As testemunhas arroladas pela defesa de Vito Ardito se “enrolaram” em seus depoimentos. Por fim, admitiram que a malfadada reunião no centro comunitário do Pasin, a causa da representação eleitoral, teve a presença de Vito Ardito na qualidade de prefeito e presidente do PSDB do município e de Sandra Tutihashi como candidata a prefeita.

Vito Ardito percebeu que a burla de 2004 não funcionou quando a juíza eleitoral Laís Helena de Carvalho Scamilla Jardim, em 30 de julho de 2012, indeferiu o registro da candidatura de Vito Ardito, pela coligação “Avança Pinda Com Experiência”.

Vito Ardito interpôs recurso contra o indeferimento de sua candidatura ao TRE.

13/08/12 - o juiz Paulo Hamilton recebeu o recurso.

16/08/12 - a documentação é encaminha à Procuradoria Regional Eleitoral para vista.

16/08/12 - PRE emite parecer “pelo desprovimento do presente recurso”. Os autos voltam ao juiz Paulo Hamilton.

10/09/12 - TRE defere a candidatura de Vito Ardito, possibilitando ao tucano disputar e vencer a eleição em outubro daquele ano pela quarta vez..

17/09/12 - A coligação “Pinda Pra Frente”, inconformada com a decisão do TRE, recorreu ao TSE pedindo a reforma do acórdão. Os autos são remetidos a Brasília.

Contra este recurso, Vito Ardito tentou interpor embargo infringente, ideia rechaçada pelos ministros do TSE, que o transformaram em agravo regimental.
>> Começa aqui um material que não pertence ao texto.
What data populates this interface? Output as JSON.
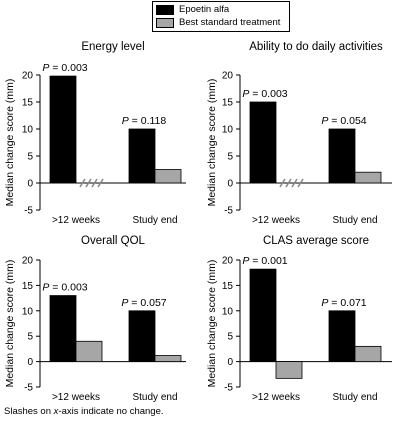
{
  "legend": {
    "items": [
      {
        "label": "Epoetin alfa",
        "color": "#000000"
      },
      {
        "label": "Best standard treatment",
        "color": "#a6a6a6"
      }
    ]
  },
  "footnote": {
    "parts": [
      "Slashes on ",
      "x",
      "-axis indicate no change."
    ]
  },
  "chart_data": [
    {
      "type": "bar",
      "title": "Energy level",
      "ylabel": "Median change score (mm)",
      "ylim": [
        -5,
        20
      ],
      "yticks": [
        -5,
        0,
        5,
        10,
        15,
        20
      ],
      "categories": [
        ">12 weeks",
        "Study end"
      ],
      "series": [
        {
          "name": "Epoetin alfa",
          "values": [
            19.8,
            10
          ]
        },
        {
          "name": "Best standard treatment",
          "values": [
            0,
            2.5
          ]
        }
      ],
      "no_change": [
        [
          false,
          true
        ],
        [
          false,
          false
        ]
      ],
      "p_values": [
        "0.003",
        "0.118"
      ]
    },
    {
      "type": "bar",
      "title": "Ability to do daily activities",
      "ylabel": "Median change score (mm)",
      "ylim": [
        -5,
        20
      ],
      "yticks": [
        -5,
        0,
        5,
        10,
        15,
        20
      ],
      "categories": [
        ">12 weeks",
        "Study end"
      ],
      "series": [
        {
          "name": "Epoetin alfa",
          "values": [
            15,
            10
          ]
        },
        {
          "name": "Best standard treatment",
          "values": [
            0,
            2
          ]
        }
      ],
      "no_change": [
        [
          false,
          true
        ],
        [
          false,
          false
        ]
      ],
      "p_values": [
        "0.003",
        "0.054"
      ]
    },
    {
      "type": "bar",
      "title": "Overall QOL",
      "ylabel": "Median change score (mm)",
      "ylim": [
        -5,
        20
      ],
      "yticks": [
        -5,
        0,
        5,
        10,
        15,
        20
      ],
      "categories": [
        ">12 weeks",
        "Study end"
      ],
      "series": [
        {
          "name": "Epoetin alfa",
          "values": [
            13,
            10
          ]
        },
        {
          "name": "Best standard treatment",
          "values": [
            4,
            1.2
          ]
        }
      ],
      "no_change": [
        [
          false,
          false
        ],
        [
          false,
          false
        ]
      ],
      "p_values": [
        "0.003",
        "0.057"
      ]
    },
    {
      "type": "bar",
      "title": "CLAS average score",
      "ylabel": "Median change score (mm)",
      "ylim": [
        -5,
        20
      ],
      "yticks": [
        -5,
        0,
        5,
        10,
        15,
        20
      ],
      "categories": [
        ">12 weeks",
        "Study end"
      ],
      "series": [
        {
          "name": "Epoetin alfa",
          "values": [
            18.2,
            10
          ]
        },
        {
          "name": "Best standard treatment",
          "values": [
            -3.3,
            3
          ]
        }
      ],
      "no_change": [
        [
          false,
          false
        ],
        [
          false,
          false
        ]
      ],
      "p_values": [
        "0.001",
        "0.071"
      ]
    }
  ]
}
O TSE decide nesta terça-feira (08/04), portanto, se Vito Ardito, que teve a candidatura indeferida em 2012, podia ou não disputar a eleição municipal daquele ano.

Ao usar prédio público para fazer campanha eleitoral em favor de sua candidata, em 2004, Vito Ardito infringiu o artigo 1º, I, “j” da Lei da Ficha Limpasegundo a qual não podem eleger-se aqueles que tiverem sido condenados, em decisão transitada em julgado ou proferida por órgão colegiado da Justiça Eleitoral, por conduta vedada aos agentes públicos em campanhas eleitorais que impliquem cassação do registro ou do diploma, pelo prazo de 8 (oito) anos a contar da eleição”, anotou a juíza Laís Helena de Carvalho Scamilla Jardim em sua sentença.

Vito Ardito foi condenado pelo TRE em 2004 por abuso de poder político. Sandra Tutihashi, teve sua candidatura a prefeita cassada na mesma sentença.

O tucano deixou o tempo passar e não recorreu da decisão colegiada. A máxima latina diz que dormientibus non succurrit jus (o direito não socorre a quem dorme).